# 2004 Cripple Creek Cat Tourney schedule



## Corey (Apr 5, 2004)

2004 Cripple Creek Catfish Tourneys. Registration begins at 4:00 PM on the day of the event. Weigh-ins will start at 7:00AM sharp. Be in line at the scales no later than 7:30 AM or be disqualified. Main tournament is Channel Catfish only with a 3 fish limit. Only one fish will be weighed per contestant in the Flathead category. Entry fees are still $10 per entry for the main tournament, $5 per entry for the Flathead category, and $1 each for "Big Fish" (Channels only) and "Odd Fish". Kids under 12 years of age $5 with proof of age. Without proof of age they will have to compete against the adults.
April 24
May 22
June 12
July 24
August 21
September 25
October 16


----------



## JUSTCRAZY (Apr 6, 2004)

Would Gator and dad qualify as ODD FISH this year???? PLEASE! PLEASE!

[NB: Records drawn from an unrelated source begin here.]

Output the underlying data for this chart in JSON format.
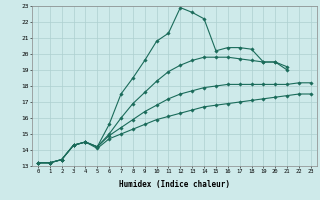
{
  "xlabel": "Humidex (Indice chaleur)",
  "bg_color": "#ceeaea",
  "grid_color": "#aed0d0",
  "line_color": "#1a6b5a",
  "xlim": [
    -0.5,
    23.5
  ],
  "ylim": [
    13,
    23
  ],
  "yticks": [
    13,
    14,
    15,
    16,
    17,
    18,
    19,
    20,
    21,
    22,
    23
  ],
  "xticks": [
    0,
    1,
    2,
    3,
    4,
    5,
    6,
    7,
    8,
    9,
    10,
    11,
    12,
    13,
    14,
    15,
    16,
    17,
    18,
    19,
    20,
    21,
    22,
    23
  ],
  "line1_x": [
    0,
    1,
    2,
    3,
    4,
    5,
    6,
    7,
    8,
    9,
    10,
    11,
    12,
    13,
    14,
    15,
    16,
    17,
    18,
    19,
    20,
    21
  ],
  "line1_y": [
    13.2,
    13.2,
    13.4,
    14.3,
    14.5,
    14.2,
    15.6,
    17.5,
    18.5,
    19.6,
    20.8,
    21.3,
    22.9,
    22.6,
    22.2,
    20.2,
    20.4,
    20.4,
    20.3,
    19.5,
    19.5,
    19.0
  ],
  "line2_x": [
    0,
    1,
    2,
    3,
    4,
    5,
    6,
    7,
    8,
    9,
    10,
    11,
    12,
    13,
    14,
    15,
    16,
    17,
    18,
    19,
    20,
    21
  ],
  "line2_y": [
    13.2,
    13.2,
    13.4,
    14.3,
    14.5,
    14.2,
    15.0,
    16.0,
    16.9,
    17.6,
    18.3,
    18.9,
    19.3,
    19.6,
    19.8,
    19.8,
    19.8,
    19.7,
    19.6,
    19.5,
    19.5,
    19.2
  ],
  "line3_x": [
    0,
    1,
    2,
    3,
    4,
    5,
    6,
    7,
    8,
    9,
    10,
    11,
    12,
    13,
    14,
    15,
    16,
    17,
    18,
    19,
    20,
    21,
    22,
    23
  ],
  "line3_y": [
    13.2,
    13.2,
    13.4,
    14.3,
    14.5,
    14.2,
    14.9,
    15.4,
    15.9,
    16.4,
    16.8,
    17.2,
    17.5,
    17.7,
    17.9,
    18.0,
    18.1,
    18.1,
    18.1,
    18.1,
    18.1,
    18.1,
    18.2,
    18.2
  ],
  "line4_x": [
    0,
    1,
    2,
    3,
    4,
    5,
    6,
    7,
    8,
    9,
    10,
    11,
    12,
    13,
    14,
    15,
    16,
    17,
    18,
    19,
    20,
    21,
    22,
    23
  ],
  "line4_y": [
    13.2,
    13.2,
    13.4,
    14.3,
    14.5,
    14.1,
    14.7,
    15.0,
    15.3,
    15.6,
    15.9,
    16.1,
    16.3,
    16.5,
    16.7,
    16.8,
    16.9,
    17.0,
    17.1,
    17.2,
    17.3,
    17.4,
    17.5,
    17.5
  ]
}
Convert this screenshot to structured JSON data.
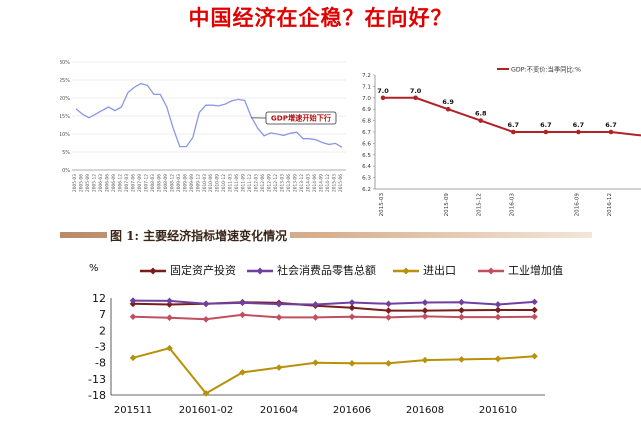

With that combined weight I am sure to kick everyones tail. That is provided I can get them to wiegh-in in good enough shape


----------



## Corey (Apr 5, 2004)

The key word is that they must be RELEASABLE....well, I guess you'd want to release either one of them even if they were dead. Nope, they'd be disqualified because of Section B, subsection 36-C of the too-ugly-to-weigh clause.


----------



## JUSTCRAZY (Apr 6, 2004)

I see your point now, but no matter what the rules say they are still both ODD-fish.


----------



## Corey (Apr 5, 2004)

Very odd.................


----------



## catfishcraig (Apr 7, 2004)

Hey Corey we need to move this tournament up my way. That way i got a chance to win lol. Its to far for me to drive down there then drive back here then transport these big fish to be weighed and hard enough to keep them alive. The bad thing would be then releasing them in the water down there and taking them out of my honey hole. Ill be down there this year to donate my money  Cause i dont do good down there for some reason.

CatfishCraig


----------



## Ducknut (Apr 23, 2004)

With Justcrazy's inferior intellect, he looks and acts like a twelve year old. Is that proof enough for the kids catagory? Maybe he can win for once....


----------



## katfish (Apr 7, 2004)

Corey

Misfit felt mistreated last year. We really wanted Fishnasty to present Rick with the check 

We don't mind taking other peoples money but we really enjoy taking Mike's 

If you follow Fishnasty's recommendation then more mature gentlemen should recieve a handicap. Say an xtra 10 lbs for Misfit and 15 lbs for Shortdrift added onto their big fish entry?  

Don't worry

If you agree to it they will both forget before the tournamnet


----------



## Corey (Apr 5, 2004)

LMAO!!! They should stick to the "Odd Fish" pot..............cAARP


----------



## FISHNASTY (Oct 19, 2004)

I got married this year and got a promotion at work, been overwhelmed since now I'm building a house. Needless to say only got to fish a couple tournies but still weighed in big cat in one and got a 4th and a 5th I think early in the year. Anyway's I'm back online checking the fishing boards and harassing the older catfish crowd, LOL.


----------



## flathunter (Apr 5, 2004)

Glad to see you are still alive, fishnasty..I have fished hard all year and aint caught much.


----------



## Corey (Apr 5, 2004)

Welcome back Mike! BEHAVE YOURSELF!!!


----------



## FISHNASTY (Oct 19, 2004)

I've been doing some fishing in the river lately for them toothy things you fish for Corey, and it's been kinda fun. Waders and some rapala's on the rocks, I had no idea it was so enjoyable. Course I still fish at night with a beer, but that goes without saying


----------



## ShakeDown (Apr 5, 2004)

Good to see you're still alive and kickin FN


----------



## catking (Apr 5, 2004)

The 'Nasty one is back  .Glad to see you on line again. THE CATKING !!!


----------



## rockbass (Apr 16, 2004)

Welcome back! 

yeah you beat mine out for big fish and placed 4th behind me that tourney. I know I know, it will never happen again. not only me placing, but nudging you out a little!  take care!


----------